Бейкер взглянул вверх, на тяжелые раскидистые ветви, под которыми они проходили, и Гаррати опять увидел, насколько он измучен. «Впрочем, — добавил он про себя, — мы все выглядим не лучше».
— Рассказывай, — настаивал Макврайс. — Не заставляй нас ждать. Кто его похоронил?
— Старая как мир шутка, — заметил Абрахам. — Разве Бейкер сказал, что дядя умер?
— Он умер, — сказал Бейкер. — Рак легких. Шесть лет назад.
— Он курил? — спросил Абрахам и помахал рукой супружеской паре, стоявшей у дороги вместе с двумя детьми и котом. Кота — персидского — они держали на поводке. Кот казался злобным и рвался в бой.
— Нет, — ответил Бейкер. — Даже трубку не курил. Боялся рака.
— Ради всего святого, — снова заговорил Макврайс, — кто же его похоронил? Договаривай, а потом мы обсудим мировые проблемы или поговорим о бейсболе, или об абортах, или еще о чем-нибудь.
— На мой взгляд, проблема абортов — это в самом деле мировая проблема, — серьезно сказал Гаррати. — Моя девушка — католичка, и…
— Дядю. Это мой дядя. Мой дед был юристом, он жил в Шривпорте.
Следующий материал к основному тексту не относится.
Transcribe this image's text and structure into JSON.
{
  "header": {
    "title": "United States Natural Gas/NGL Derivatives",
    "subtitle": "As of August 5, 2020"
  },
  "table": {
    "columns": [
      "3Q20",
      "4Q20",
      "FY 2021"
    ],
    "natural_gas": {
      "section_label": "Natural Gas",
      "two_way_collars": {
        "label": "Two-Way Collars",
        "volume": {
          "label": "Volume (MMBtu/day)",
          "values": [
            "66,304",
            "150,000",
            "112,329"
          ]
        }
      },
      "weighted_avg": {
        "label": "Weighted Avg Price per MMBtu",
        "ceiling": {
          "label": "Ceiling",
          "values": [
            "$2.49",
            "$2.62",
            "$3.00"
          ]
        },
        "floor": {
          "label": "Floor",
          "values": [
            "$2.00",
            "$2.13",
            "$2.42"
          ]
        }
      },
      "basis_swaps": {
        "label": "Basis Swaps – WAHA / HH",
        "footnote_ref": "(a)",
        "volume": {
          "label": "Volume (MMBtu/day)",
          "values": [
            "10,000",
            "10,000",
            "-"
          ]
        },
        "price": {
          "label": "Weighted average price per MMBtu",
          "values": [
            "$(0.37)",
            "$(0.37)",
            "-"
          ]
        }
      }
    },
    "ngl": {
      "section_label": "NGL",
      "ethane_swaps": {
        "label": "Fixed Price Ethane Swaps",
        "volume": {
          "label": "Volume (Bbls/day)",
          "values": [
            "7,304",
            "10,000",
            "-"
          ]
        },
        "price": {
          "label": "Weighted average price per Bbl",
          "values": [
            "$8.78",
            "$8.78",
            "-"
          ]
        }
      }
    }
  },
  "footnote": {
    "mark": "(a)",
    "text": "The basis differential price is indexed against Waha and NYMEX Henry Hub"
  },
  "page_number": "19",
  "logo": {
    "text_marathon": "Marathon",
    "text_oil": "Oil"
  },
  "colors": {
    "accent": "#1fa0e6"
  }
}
Он…
— Мне плевать, — оборвал его Макврайс. — Пусть у почтенного старца было три члена, мне плевать, я хочу узнать, кто похоронил дядю, и тогда мы сможем
— В общем-то никто его не хоронил. Он хотел, чтобы его кремировали.
— Хо! Вот это да! — воскликнул Абрахам и издал смешок.
— Моя тетка забрала из крематория урну с его прахом. Урна и теперь у нее дома в Батон-Руже. Она попыталась продолжать его дело — ну, с ритуальными услугами, — но с похоронным бюро, которым управляет женщина, мало кто хотел иметь дело.
— Думаю, вопрос не в этом, — сказал Макврайс.
— А в чем?
— Не в этом. Ей испортил все дело твой дядя.
— Испортил? То есть как? — Бейкеру вдруг стало интересно.
— Ну, согласись, что он стал для нее плохой рекламой.
— Ты хочешь сказать, его смерть?
— Нет, — ответил Макврайс. — Кремация.
Скрамм громко шмыгнул носом.
— Он затащил тебя сюда, старик, — сказал он.
Бейкер и Макврайс переглянулись.
— Дядя? Наверное, да.
— Твой дядя, — с трудом проговорил Абрахам, — действует мне на нервы. А еще, должен сказать…
В эту самую секунду Олсон обратился к сопровождающим с просьбой позволить ему отдохнуть.